Dengan penuh perjuangan untuk meyakinkan orang rumah, akhirnya saya bisa berkuliah di sebuah daerah dengan julukan kota hujan. Meski sedikit kecewa karena tidak mendapati jurusan yang saya idamkan, tapi hidup selalu berkondisi pada memilih atau dipilihkan dan saat itu saya berada pada kondisi yang kedua. Saya dipilihkan oleh Ayah sebuah jurusan bidang studi perkuliahn yang kemudian menghantarkan saya pada kondisi saat ini tentunya. Sudah pasti, bangga, senang, bahagia dan penuh rasa syukur, semua rasa itu bekecamuk dalam diri karena akhirnya bisa juga menapaki kehidupan di dunia perkuliahan yang begitu banyak perbedaanya dengan atmosfir dunia sekolah. Mungkin inilah puncak kejayaan harapan dan pencapaian kehidupan, itu yang tersirat dalam pemikiran saya. Bagaimana tidak, anak kampung dengan minim pengetahuan dan kecerdasan bisa merasakan persaingan dunia perkuliahan di sebuah kota. Mimpipun tak pernah saya bayangkan bisa tinggal, kuliah dan menghabiskan sebahagian hidup disana, namun seketika itu seakan masih dalam hayalan saya sudah terdaftar sebagai seorang mahasiswa di sebuah Universitas Islam yang ada di kota Bogor. Saya pun tak ingin menyia-nyiakan kesempatan ini untuk hanya sekedar menjadi seorang mahasiswa biasa-biasa saja, saya bertekad harus menjadi mahasiswa yang luar biasa.

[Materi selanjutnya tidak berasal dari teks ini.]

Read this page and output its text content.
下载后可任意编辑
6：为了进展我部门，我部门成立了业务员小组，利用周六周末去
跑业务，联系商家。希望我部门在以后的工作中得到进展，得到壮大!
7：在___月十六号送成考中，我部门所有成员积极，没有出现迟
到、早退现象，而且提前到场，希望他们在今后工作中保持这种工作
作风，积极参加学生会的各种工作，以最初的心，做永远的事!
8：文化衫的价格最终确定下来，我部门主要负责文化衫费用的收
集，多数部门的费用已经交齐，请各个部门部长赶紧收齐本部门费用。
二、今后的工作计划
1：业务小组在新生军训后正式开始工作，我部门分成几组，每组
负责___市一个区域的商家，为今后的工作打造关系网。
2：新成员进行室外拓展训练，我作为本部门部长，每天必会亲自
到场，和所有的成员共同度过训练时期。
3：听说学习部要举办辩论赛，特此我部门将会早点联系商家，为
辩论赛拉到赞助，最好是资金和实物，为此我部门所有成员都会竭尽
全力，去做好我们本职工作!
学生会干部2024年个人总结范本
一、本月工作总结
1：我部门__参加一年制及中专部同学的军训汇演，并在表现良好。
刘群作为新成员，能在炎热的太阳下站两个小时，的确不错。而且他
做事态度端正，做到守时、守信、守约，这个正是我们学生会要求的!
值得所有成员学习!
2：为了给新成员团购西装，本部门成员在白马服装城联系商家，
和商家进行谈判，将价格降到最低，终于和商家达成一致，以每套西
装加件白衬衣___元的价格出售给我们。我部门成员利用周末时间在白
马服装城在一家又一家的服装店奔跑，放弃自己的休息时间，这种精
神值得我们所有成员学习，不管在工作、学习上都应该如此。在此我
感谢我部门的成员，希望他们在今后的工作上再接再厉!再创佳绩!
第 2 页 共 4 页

Semester demi semester dilalui dengan begitu penuh semangat dan perjuangan, tak pernah meyurutkan niat dan target saya menjadi mahasiswa hebat. Setelah mendapati setengah perjalan barulah ada kejanggalan, ada benih-benih ‘bosan’ dan hambar tertanam dalam pemikiran tentang rutinitas dan perilaku kehidupan perkuliaan. Padahal saat itu saya sudah berstatus tidak hanya mahasiswa biasa, karena aktifitas saya selain kuliah adalah aktif di Organisasi kemahasiswaan kemudian mengajar di sebuah sekolah swasta dan menjadi guru les private – yang terakhir karena tuntutan *he..he..– yang itu cukup membuat otak dan tenaga saya terkuras habis. Tapi sungguh luar biasa kehidupan, masih bisa menyisipkan asumsi pemikiran “Sepertinya saya fokus kerja lebih asyik, gak harus mikirin tugas presentasi dosen, gak perlu pusing cari litelatur untuk referensi sebuah mata kulaih dan yang pasti bisa menghasilkan (berpenghasilan) itu membanggakan”. Empat tahun lebih saya menyelesaikan pendidikan sarjana setrata satu, kemudian tanpa perlu menunggu terlalu lama saya pun mendapatkan pekerjaan. Pekerjaan ini bukan pekerjaan biasa, melaikan juga pekerjaan yang luar biasa, tak banyak fresh graduated seperti saya yang langsung medapatkan posisi sebagi sorang konsultan pendidikan *yah… sebut merek deh :-D* dan lebih menakjubkan lagi –bagi saya secara pribada– karena kemudian pekerjaan ini menghantarkan saya ke kawasan daerah perbatasan paling timur Indonesia.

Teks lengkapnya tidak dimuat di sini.